McConneloug and Broderick, who also races and serves as the two-rider team’s mechanic, started the year in Cyprus, and have since competed in France, Slovenia, Italy, Croatia, the Netherlands, Belgium, Switzerland, Spain, Scotland, and Austria. And while the trip has been a resounding success thus far, there have definitely been some pitfalls, too.

“We definitely have our ups and downs, like any couple,” admitted McConneloug. “It always seems like our list of things to do is a mile long. We usually get along great, but there have been times when the RV seems a little too small. But that’s when you have to think, ‘what else would we rather be doing?” The answer, she says, is the same every time. “Nothing.”

Not everyone has been so enamored with McConneloug’s journey, though. Alison Dunlap, who some feel should go to Athens no matter what happens with the UCI rankings, has accused McConneloug of running scared, choosing to race in Europe instead of competing head-to-head in the States. But McConneloug quickly brushes this notion aside. When the pair have gone head up, McConneloug has held her own. Dunlap has the year’s best World Cup results thus far, a second-place effort in Houffalize, but at the next stop, at Fort William, Dunlap slipped all the way to 20th, while McConneloug posted a solid 11th. In the overall Dunlap is sixth after three events while McConneloug is 12th and Haywood is 16th.

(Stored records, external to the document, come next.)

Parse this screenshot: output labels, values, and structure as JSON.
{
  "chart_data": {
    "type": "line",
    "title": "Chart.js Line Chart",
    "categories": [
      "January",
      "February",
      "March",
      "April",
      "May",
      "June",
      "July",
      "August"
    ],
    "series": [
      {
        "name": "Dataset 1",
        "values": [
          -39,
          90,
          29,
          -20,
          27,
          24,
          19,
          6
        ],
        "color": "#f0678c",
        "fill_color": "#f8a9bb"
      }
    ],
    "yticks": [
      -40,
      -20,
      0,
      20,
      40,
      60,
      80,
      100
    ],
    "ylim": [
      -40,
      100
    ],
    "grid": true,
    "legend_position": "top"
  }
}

“For the record, staying in Europe is much easier on the budget, not to mention the stress traveling back and forth from the States,” McConneloug contended. “But I think my results speak for themselves. It’s pretty clear that my fitness is on par.”

McConneloug’s path to the brink of an Olympic berth has been very non-traditional. She didn’t grow up racing bikes, but instead had an eye on a singing career. She earned a bachelor’s degree in Vocal performance from California’s Santa Clara University in 1993, and spent the ensuing years “working odd jobs, singing a lot of opera, and drinking good beer.”

It wasn’t until she moved to Bend, Oregon in 1997 that she caught the bike-racing bug.

“It’s just a really special town with great terrain and a thriving bike culture,” explained McConneloug. “That’s where I got into racing mountain bikes and doing cyclocross.”

Progress came slowly, though, and it wasn’t until 2003 that McConneloug broke through with her first NORBA win. “I feel like my racing success is a natural progression of time and dedication,” she said.

And then there’s the freedom that comes from racing for such a small team. Unlike her peers, McConneloug doesn’t face a ton of pressure from her sponsors (Dunlap who is on the big-budget Luna team, raced in Scotland one weekend, flew back to the U.S. for the Snowshoe NORBA, and then went back to Europe to race in the Austria World Cup).

“I don’t know if I would ever be able to race for a big trade team unless they offered me complete freedom and a sizeable salary,” admitted McConneloug. “I love being in control of where and when I race, and love being self-employed.”

Of course what McConneloug would love most is to add Greece to the dozen new stamps she already has on her passport.

“I really hope I’m the one who gets to go to Athens,” she said. “But either way this will be an adventure that I will never regret or forget.